A model that is technically superior may not be a product improvement. The gap between model performance and product performance is mediated by user behavior, system interactions, and business context. Bridging this gap requires collaboration between data scientists, product managers, and UX researchers — a theme explored further in Chapter 33 (AI Product Management).


Connection to Chapter Concepts

  • MLOps maturity (Section 12.11): Booking.com's journey from artisanal model deployment to a standardized platform with hundreds of models mirrors the Level 0 to Level 2 progression.
  • CI/CD for ML (Section 12.6): The deployment gateway is an implementation of CI/CD gates for ML — automated testing, validation, and human review before production deployment.
  • The human side of MLOps (Section 12.12): Booking.com's three-layer organizational structure (platform team, embedded specialists, product engineers) is a real-world implementation of the ML Platform Model described in the chapter.
  • Monitoring (Section 12.7): The mandatory A/B testing requirement is an extreme form of business impact monitoring — every model's impact is continuously measured against a control group.
  • Model evaluation (Chapter 11): Booking.com's finding that offline metrics weakly correlate with online impact validates Chapter 11's emphasis on business-aligned evaluation.

Discussion Questions

  1. Booking.com found that offline model improvements often did not translate to online business improvements. Does this finding invalidate the careful evaluation methodology described in Chapter 11? How would you reconcile the two perspectives?

  2. The mandatory A/B testing requirement adds time and complexity to model deployment. For a startup with limited traffic (10,000 daily active users), is this requirement practical? What alternative approaches could you use?

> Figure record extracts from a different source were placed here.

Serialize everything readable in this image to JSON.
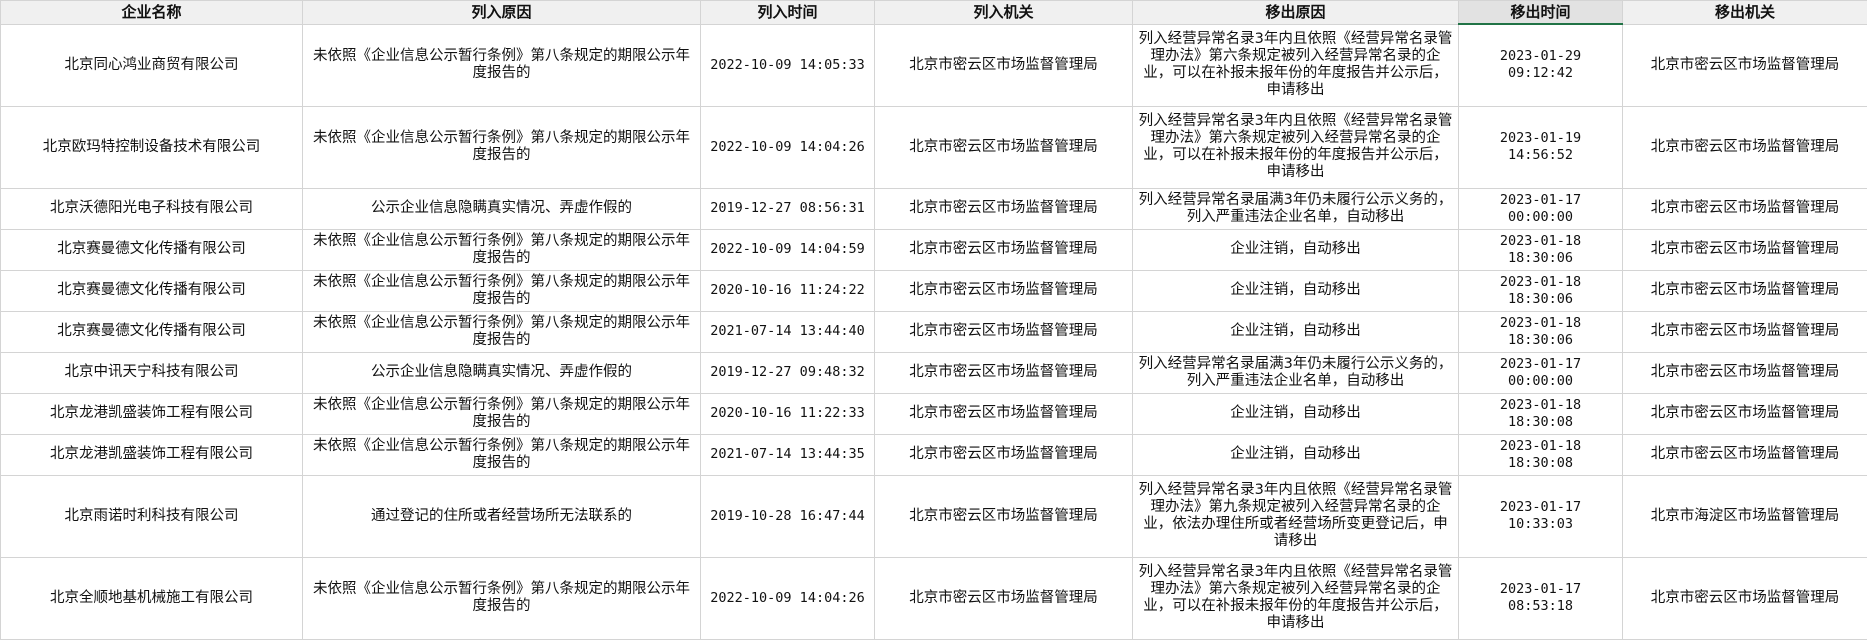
{
  "table": {
    "headers": [
      "企业名称",
      "列入原因",
      "列入时间",
      "列入机关",
      "移出原因",
      "移出时间",
      "移出机关"
    ],
    "rows": [
      [
        "北京同心鸿业商贸有限公司",
        "未依照《企业信息公示暂行条例》第八条规定的期限公示年度报告的",
        "2022-10-09 14:05:33",
        "北京市密云区市场监督管理局",
        "列入经营异常名录3年内且依照《经营异常名录管理办法》第六条规定被列入经营异常名录的企业，可以在补报未报年份的年度报告并公示后，申请移出",
        "2023-01-29 09:12:42",
        "北京市密云区市场监督管理局"
      ],
      [
        "北京欧玛特控制设备技术有限公司",
        "未依照《企业信息公示暂行条例》第八条规定的期限公示年度报告的",
        "2022-10-09 14:04:26",
        "北京市密云区市场监督管理局",
        "列入经营异常名录3年内且依照《经营异常名录管理办法》第六条规定被列入经营异常名录的企业，可以在补报未报年份的年度报告并公示后，申请移出",
        "2023-01-19 14:56:52",
        "北京市密云区市场监督管理局"
      ],
      [
        "北京沃德阳光电子科技有限公司",
        "公示企业信息隐瞒真实情况、弄虚作假的",
        "2019-12-27 08:56:31",
        "北京市密云区市场监督管理局",
        "列入经营异常名录届满3年仍未履行公示义务的，列入严重违法企业名单，自动移出",
        "2023-01-17 00:00:00",
        "北京市密云区市场监督管理局"
      ],
      [
        "北京赛曼德文化传播有限公司",
        "未依照《企业信息公示暂行条例》第八条规定的期限公示年度报告的",
        "2022-10-09 14:04:59",
        "北京市密云区市场监督管理局",
        "企业注销，自动移出",
        "2023-01-18 18:30:06",
        "北京市密云区市场监督管理局"
      ],
      [
        "北京赛曼德文化传播有限公司",
        "未依照《企业信息公示暂行条例》第八条规定的期限公示年度报告的",
        "2020-10-16 11:24:22",
        "北京市密云区市场监督管理局",
        "企业注销，自动移出",
        "2023-01-18 18:30:06",
        "北京市密云区市场监督管理局"
      ],
      [
        "北京赛曼德文化传播有限公司",
        "未依照《企业信息公示暂行条例》第八条规定的期限公示年度报告的",
        "2021-07-14 13:44:40",
        "北京市密云区市场监督管理局",
        "企业注销，自动移出",
        "2023-01-18 18:30:06",
        "北京市密云区市场监督管理局"
      ],
      [
        "北京中讯天宁科技有限公司",
        "公示企业信息隐瞒真实情况、弄虚作假的",
        "2019-12-27 09:48:32",
        "北京市密云区市场监督管理局",
        "列入经营异常名录届满3年仍未履行公示义务的，列入严重违法企业名单，自动移出",
        "2023-01-17 00:00:00",
        "北京市密云区市场监督管理局"
      ],
      [
        "北京龙港凯盛装饰工程有限公司",
        "未依照《企业信息公示暂行条例》第八条规定的期限公示年度报告的",
        "2020-10-16 11:22:33",
        "北京市密云区市场监督管理局",
        "企业注销，自动移出",
        "2023-01-18 18:30:08",
        "北京市密云区市场监督管理局"
      ],
      [
        "北京龙港凯盛装饰工程有限公司",
        "未依照《企业信息公示暂行条例》第八条规定的期限公示年度报告的",
        "2021-07-14 13:44:35",
        "北京市密云区市场监督管理局",
        "企业注销，自动移出",
        "2023-01-18 18:30:08",
        "北京市密云区市场监督管理局"
      ],
      [
        "北京雨诺时利科技有限公司",
        "通过登记的住所或者经营场所无法联系的",
        "2019-10-28 16:47:44",
        "北京市密云区市场监督管理局",
        "列入经营异常名录3年内且依照《经营异常名录管理办法》第九条规定被列入经营异常名录的企业，依法办理住所或者经营场所变更登记后，申请移出",
        "2023-01-17 10:33:03",
        "北京市海淀区市场监督管理局"
      ],
      [
        "北京全顺地基机械施工有限公司",
        "未依照《企业信息公示暂行条例》第八条规定的期限公示年度报告的",
        "2022-10-09 14:04:26",
        "北京市密云区市场监督管理局",
        "列入经营异常名录3年内且依照《经营异常名录管理办法》第六条规定被列入经营异常名录的企业，可以在补报未报年份的年度报告并公示后，申请移出",
        "2023-01-17 08:53:18",
        "北京市密云区市场监督管理局"
      ]
    ]
  }
}
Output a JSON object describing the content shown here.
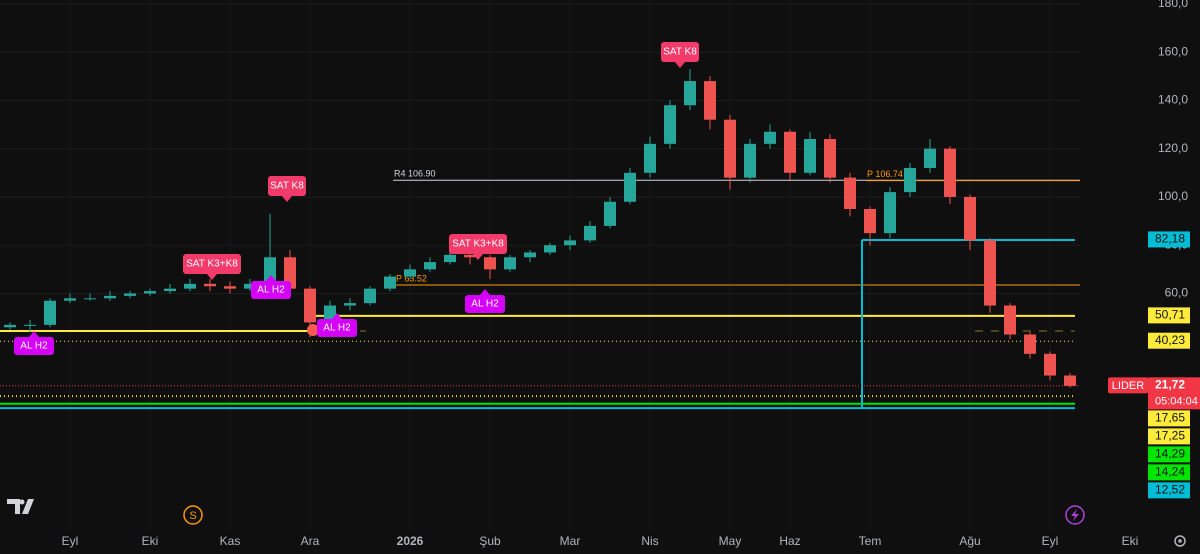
{
  "chart_data": {
    "type": "candlestick",
    "categories": [
      null,
      null,
      null,
      "Eyl",
      null,
      null,
      null,
      "Eki",
      null,
      null,
      null,
      "Kas",
      null,
      null,
      null,
      "Ara",
      null,
      null,
      null,
      null,
      "2026",
      null,
      null,
      null,
      "Şub",
      null,
      null,
      null,
      "Mar",
      null,
      null,
      null,
      "Nis",
      null,
      null,
      null,
      "May",
      null,
      null,
      "Haz",
      null,
      null,
      null,
      "Tem",
      null,
      null,
      null,
      null,
      "Ağu",
      null,
      null,
      null,
      "Eyl",
      null,
      null,
      null,
      "Eki"
    ],
    "series": [
      {
        "up_color": "#26a69a",
        "down_color": "#ef5350",
        "values": [
          [
            46,
            48,
            45,
            47
          ],
          [
            47,
            49,
            44,
            47
          ],
          [
            47,
            58,
            46,
            57
          ],
          [
            57,
            60,
            56,
            58
          ],
          [
            58,
            60,
            57,
            58
          ],
          [
            58,
            61,
            57,
            59
          ],
          [
            59,
            61,
            58,
            60
          ],
          [
            60,
            62,
            59,
            61
          ],
          [
            61,
            64,
            60,
            62
          ],
          [
            62,
            66,
            61,
            64
          ],
          [
            64,
            66,
            61,
            63
          ],
          [
            63,
            65,
            60,
            62
          ],
          [
            62,
            66,
            61,
            64
          ],
          [
            64,
            93,
            63,
            75
          ],
          [
            75,
            78,
            60,
            62
          ],
          [
            62,
            63,
            42,
            48
          ],
          [
            48,
            57,
            46,
            55
          ],
          [
            55,
            58,
            53,
            56
          ],
          [
            56,
            63,
            55,
            62
          ],
          [
            62,
            68,
            61,
            67
          ],
          [
            67,
            72,
            66,
            70
          ],
          [
            70,
            75,
            69,
            73
          ],
          [
            73,
            78,
            72,
            76
          ],
          [
            76,
            77,
            72,
            75
          ],
          [
            75,
            76,
            66,
            70
          ],
          [
            70,
            76,
            69,
            75
          ],
          [
            75,
            78,
            73,
            77
          ],
          [
            77,
            81,
            76,
            80
          ],
          [
            80,
            84,
            78,
            82
          ],
          [
            82,
            90,
            81,
            88
          ],
          [
            88,
            100,
            87,
            98
          ],
          [
            98,
            112,
            97,
            110
          ],
          [
            110,
            125,
            108,
            122
          ],
          [
            122,
            140,
            120,
            138
          ],
          [
            138,
            153,
            136,
            148
          ],
          [
            148,
            150,
            128,
            132
          ],
          [
            132,
            134,
            103,
            108
          ],
          [
            108,
            124,
            106,
            122
          ],
          [
            122,
            130,
            120,
            127
          ],
          [
            127,
            128,
            107,
            110
          ],
          [
            110,
            127,
            109,
            124
          ],
          [
            124,
            126,
            106,
            108
          ],
          [
            108,
            110,
            92,
            95
          ],
          [
            95,
            96,
            80,
            85
          ],
          [
            85,
            104,
            83,
            102
          ],
          [
            102,
            114,
            100,
            112
          ],
          [
            112,
            124,
            110,
            120
          ],
          [
            120,
            121,
            97,
            100
          ],
          [
            100,
            101,
            78,
            82
          ],
          [
            82,
            83,
            52,
            55
          ],
          [
            55,
            56,
            41,
            43
          ],
          [
            43,
            44,
            33,
            35
          ],
          [
            35,
            36,
            24,
            26
          ],
          [
            26,
            27,
            21,
            21.72
          ],
          null,
          null,
          null
        ]
      }
    ],
    "ylim": [
      -38,
      181.6
    ],
    "yticks": [
      {
        "value": 60,
        "label": "60,0"
      },
      {
        "value": 80,
        "label": "80,0"
      },
      {
        "value": 100,
        "label": "100,0"
      },
      {
        "value": 120,
        "label": "120,0"
      },
      {
        "value": 140,
        "label": "140,0"
      },
      {
        "value": 160,
        "label": "160,0"
      },
      {
        "value": 180,
        "label": "180,0"
      }
    ],
    "grid": true,
    "levels": [
      {
        "label": "R4 106.90",
        "value": 106.9,
        "color": "#d1d4dc"
      },
      {
        "label": "P 106.74",
        "value": 106.74,
        "color": "#ff9800"
      },
      {
        "label": "P 63.52",
        "value": 63.52,
        "color": "#ff9800"
      }
    ],
    "last_price": {
      "symbol": "LIDER",
      "label": "21,72",
      "value": 21.72,
      "countdown": "05:04:04",
      "color": "#f23645"
    },
    "price_tags": [
      {
        "label": "82,18",
        "value": 82.18,
        "color": "#00bcd4"
      },
      {
        "label": "50,71",
        "value": 50.71,
        "color": "#ffeb3b"
      },
      {
        "label": "40,23",
        "value": 40.23,
        "color": "#ffeb3b"
      },
      {
        "label": "17,65",
        "value": 17.65,
        "color": "#ffeb3b"
      },
      {
        "label": "17,25",
        "value": 17.25,
        "color": "#ffeb3b"
      },
      {
        "label": "14,29",
        "value": 14.29,
        "color": "#00e600"
      },
      {
        "label": "14,24",
        "value": 14.24,
        "color": "#00e600"
      },
      {
        "label": "12,52",
        "value": 12.52,
        "color": "#00bcd4"
      }
    ],
    "signals": [
      "SAT K8",
      "SAT K8",
      "SAT K3+K8",
      "SAT K3+K8",
      "AL H2",
      "AL H2",
      "AL H2",
      "AL H2"
    ]
  }
}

  3. Booking.com chose a decentralized organizational model for ML. Under what circumstances would a centralized model be preferable? What are the trade-offs?

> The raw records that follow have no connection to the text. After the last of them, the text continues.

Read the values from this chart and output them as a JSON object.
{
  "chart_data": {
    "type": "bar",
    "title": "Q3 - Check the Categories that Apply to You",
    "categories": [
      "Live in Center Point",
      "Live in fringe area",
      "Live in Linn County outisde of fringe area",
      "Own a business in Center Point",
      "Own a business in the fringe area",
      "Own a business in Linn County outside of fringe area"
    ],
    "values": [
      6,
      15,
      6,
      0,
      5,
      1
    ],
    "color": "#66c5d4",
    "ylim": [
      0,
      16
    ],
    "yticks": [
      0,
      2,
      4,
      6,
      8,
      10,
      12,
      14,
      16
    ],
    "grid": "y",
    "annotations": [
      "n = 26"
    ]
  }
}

  4. The "deployment gateway" combines automated checks with human review. As the number of models grows, the human review step could become a bottleneck. How would you scale the gateway to support 500+ model deployments per year?

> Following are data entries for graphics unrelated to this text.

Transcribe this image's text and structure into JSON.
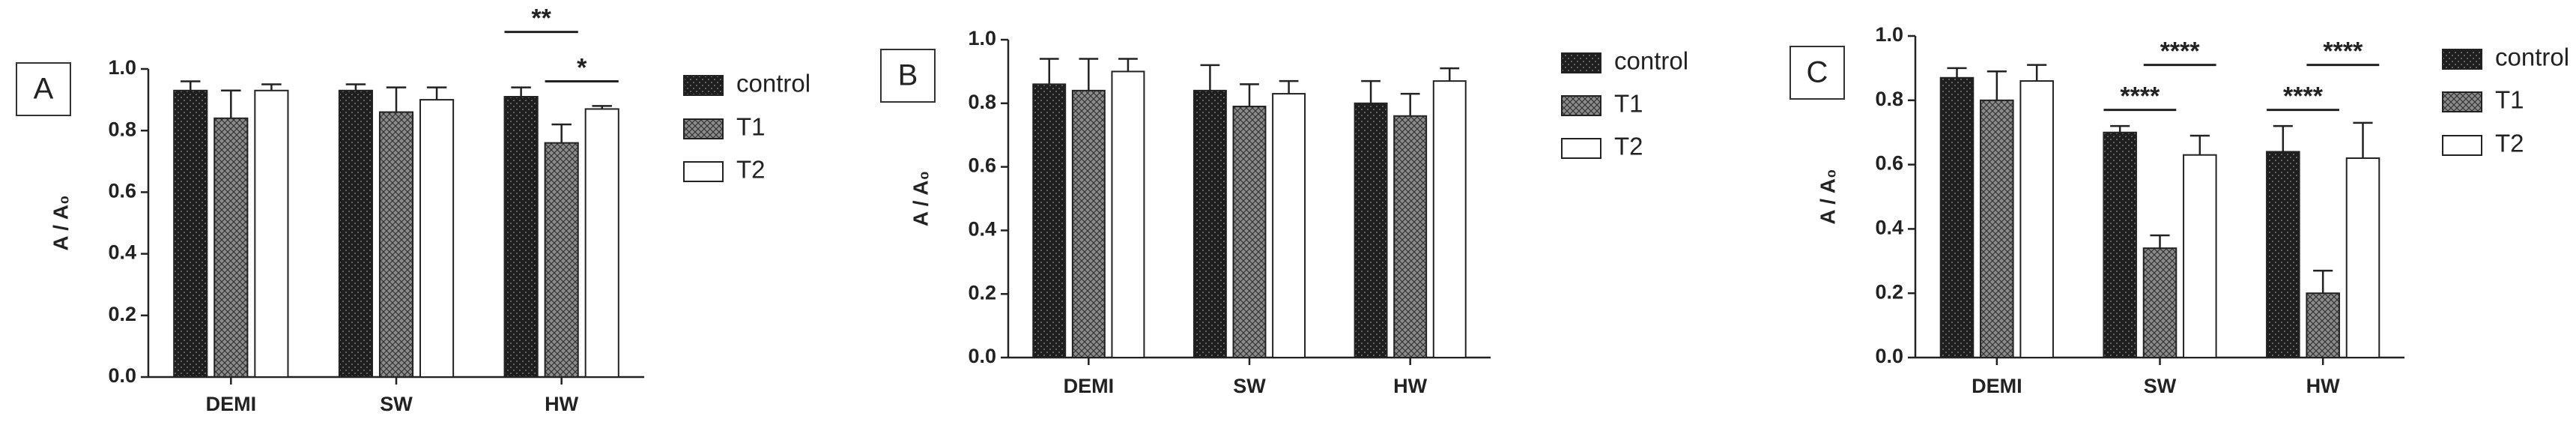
{
  "chart_data": [
    {
      "type": "bar",
      "label": "A",
      "ylabel": "A / A₀",
      "categories": [
        "DEMI",
        "SW",
        "HW"
      ],
      "series": [
        {
          "name": "control",
          "color": "#1e1e1e",
          "values": [
            0.93,
            0.93,
            0.91
          ],
          "errors": [
            0.03,
            0.02,
            0.03
          ]
        },
        {
          "name": "T1",
          "color": "#8c8c8c",
          "values": [
            0.84,
            0.86,
            0.76
          ],
          "errors": [
            0.09,
            0.08,
            0.06
          ]
        },
        {
          "name": "T2",
          "color": "#ffffff",
          "values": [
            0.93,
            0.9,
            0.87
          ],
          "errors": [
            0.02,
            0.04,
            0.01
          ]
        }
      ],
      "ylim": [
        0,
        1
      ],
      "yticks": [
        {
          "value": 0,
          "label": "0.0"
        },
        0.2,
        0.4,
        0.6,
        0.8,
        {
          "value": 1,
          "label": "1.0"
        }
      ],
      "annotations": [
        "**",
        "*"
      ]
    },
    {
      "type": "bar",
      "label": "B",
      "ylabel": "A / A₀",
      "categories": [
        "DEMI",
        "SW",
        "HW"
      ],
      "series": [
        {
          "name": "control",
          "color": "#1e1e1e",
          "values": [
            0.86,
            0.84,
            0.8
          ],
          "errors": [
            0.08,
            0.08,
            0.07
          ]
        },
        {
          "name": "T1",
          "color": "#8c8c8c",
          "values": [
            0.84,
            0.79,
            0.76
          ],
          "errors": [
            0.1,
            0.07,
            0.07
          ]
        },
        {
          "name": "T2",
          "color": "#ffffff",
          "values": [
            0.9,
            0.83,
            0.87
          ],
          "errors": [
            0.04,
            0.04,
            0.04
          ]
        }
      ],
      "ylim": [
        0,
        1
      ],
      "yticks": [
        {
          "value": 0,
          "label": "0.0"
        },
        0.2,
        0.4,
        0.6,
        0.8,
        {
          "value": 1,
          "label": "1.0"
        }
      ],
      "annotations": []
    },
    {
      "type": "bar",
      "label": "C",
      "ylabel": "A / A₀",
      "categories": [
        "DEMI",
        "SW",
        "HW"
      ],
      "series": [
        {
          "name": "control",
          "color": "#1e1e1e",
          "values": [
            0.87,
            0.7,
            0.64
          ],
          "errors": [
            0.03,
            0.02,
            0.08
          ]
        },
        {
          "name": "T1",
          "color": "#8c8c8c",
          "values": [
            0.8,
            0.34,
            0.2
          ],
          "errors": [
            0.09,
            0.04,
            0.07
          ]
        },
        {
          "name": "T2",
          "color": "#ffffff",
          "values": [
            0.86,
            0.63,
            0.62
          ],
          "errors": [
            0.05,
            0.06,
            0.11
          ]
        }
      ],
      "ylim": [
        0,
        1
      ],
      "yticks": [
        {
          "value": 0,
          "label": "0.0"
        },
        0.2,
        0.4,
        0.6,
        0.8,
        {
          "value": 1,
          "label": "1.0"
        }
      ],
      "annotations": [
        "****",
        "****",
        "****",
        "****"
      ]
    }
  ]
}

  5. Booking.com's culture of experimentation predated its ML platform. For an organization without an experimentation culture, which should come first — the platform or the culture? Can you build one without the other?


Sources and Further Reading

  • Bernardi, L., Mavridis, T., Estevez, P., et al. (2019). "150 Successful Machine Learning Models: 6 Lessons Learned at Booking.com." Proceedings of the 25th ACM SIGKDD International Conference on Knowledge Discovery & Data Mining (KDD '19).
  • Parveen, T. (2019). "Machine Learning at Booking.com." Presentation at KDD 2019.
  • Booking.com Technology Blog. (2020). "How We Scaled Machine Learning Across 150 Product Teams."
  • Bernardi, L., & Mavridis, T. (2020). "Building Machine Learning Pipelines at Booking.com." Proceedings of the ACM Conference on Recommender Systems.
  • Fabijan, A., Dmitriev, P., Olsson, H. H., & Bosch, J. (2018). "Online Controlled Experimentation at Scale: An Empirical Survey on the Current State of A/B Testing." Proceedings of the 44th Euromicro Conference on Software Engineering and Advanced Applications.